News
Honors and Awards
Ryan Mulqueen, postdoctoral fellow in the Navin Lab, awarded the FY24 Odyssey Fellowship
The Odyssey Program sponsors outstanding postdoctoral fellows who wish to pursue innovative cancer research at MD Anderson.
Nicholas Navin, Ph.D., has been appointed to the 2021 Grady F. Saunders, Ph.D. Distinguished Professorship for Molecular Biology
The Grady F. Saunders, Ph.D. Distinguished Professorship for Molecular Biology was established in 2007 by Dr. Priscilla Saunders in memory of her husband, Dr. Grady Saunders, who passed away in 2005. Both spouses retired from MD Anderson.

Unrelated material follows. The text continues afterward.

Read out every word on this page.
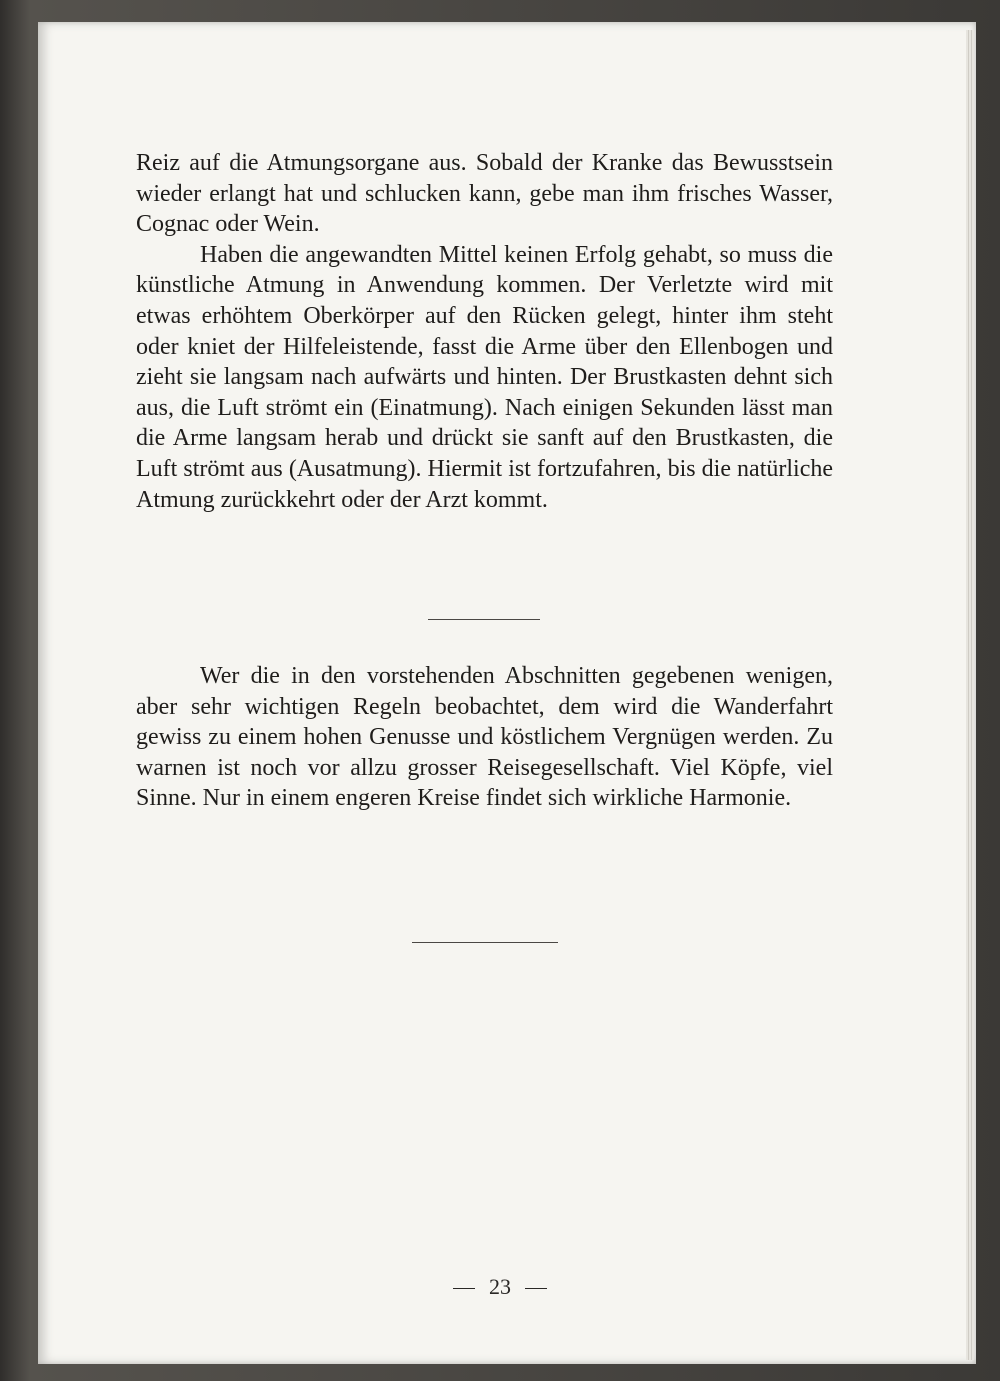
Reiz auf die Atmungsorgane aus. Sobald der Kranke das Bewusstsein wieder erlangt hat und schlucken kann, gebe man ihm frisches Wasser, Cognac oder Wein.

Haben die angewandten Mittel keinen Erfolg gehabt, so muss die künstliche Atmung in Anwendung kommen. Der Verletzte wird mit etwas erhöhtem Oberkörper auf den Rücken gelegt, hinter ihm steht oder kniet der Hilfeleistende, fasst die Arme über den Ellenbogen und zieht sie langsam nach aufwärts und hinten. Der Brustkasten dehnt sich aus, die Luft strömt ein (Einatmung). Nach einigen Sekunden lässt man die Arme langsam herab und drückt sie sanft auf den Brustkasten, die Luft strömt aus (Ausatmung). Hiermit ist fortzufahren, bis die natürliche Atmung zurückkehrt oder der Arzt kommt.

Wer die in den vorstehenden Abschnitten gegebenen wenigen, aber sehr wichtigen Regeln beobachtet, dem wird die Wanderfahrt gewiss zu einem hohen Genusse und köstlichem Vergnügen werden. Zu warnen ist noch vor allzu grosser Reisegesellschaft. Viel Köpfe, viel Sinne. Nur in einem engeren Kreise findet sich wirkliche Harmonie.

23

Darlan Conterno Minussi, graduate student in the Navin Lab, awarded the 2021-2022 Schissler Foundation Fellowship
The Schissler Foundation Fellowship fosters collaboration with the emphasis on basic science projects with the greatest likelihood of translational application to human health. This prestigious awards gives significant help to research studies that will seek to make major contributions to the therapies and cures of common human disease through genetics.
Hanghui Ye, graduate student in the Navin Lab, awarded the 2021-2022 Andrew Sowell-Wade Huggins Fellowship in Cancer Research
This award is given in recognition of excellence in a faculty-student team. In particular, it recognizes the student's accomplishments and promise as a scientist and at the same time recognizes and honors a faculty member who has made singular contributions to both MD Anderson Cancer Center UTHealth Graduate School of Biomedical Sciences and cancer research.
Nicholas Navin, Ph.D., received the 2021 AACR Award for Outstanding Achievement in Basic Cancer Research for his seminal contributions to the understanding of genome evolution and intratumor heterogeneity in breast cancer and for his invention of single-cell DNA sequencing, which has impacted many diverse fields of biology and biomedicine and has directly contributed to the establishment of the single cell genomics field
The AACR Award for Outstanding Achievement in Basic Cancer Research was established by the AACR to recognize an early-career investigator for meritorious achievements in basic cancer research.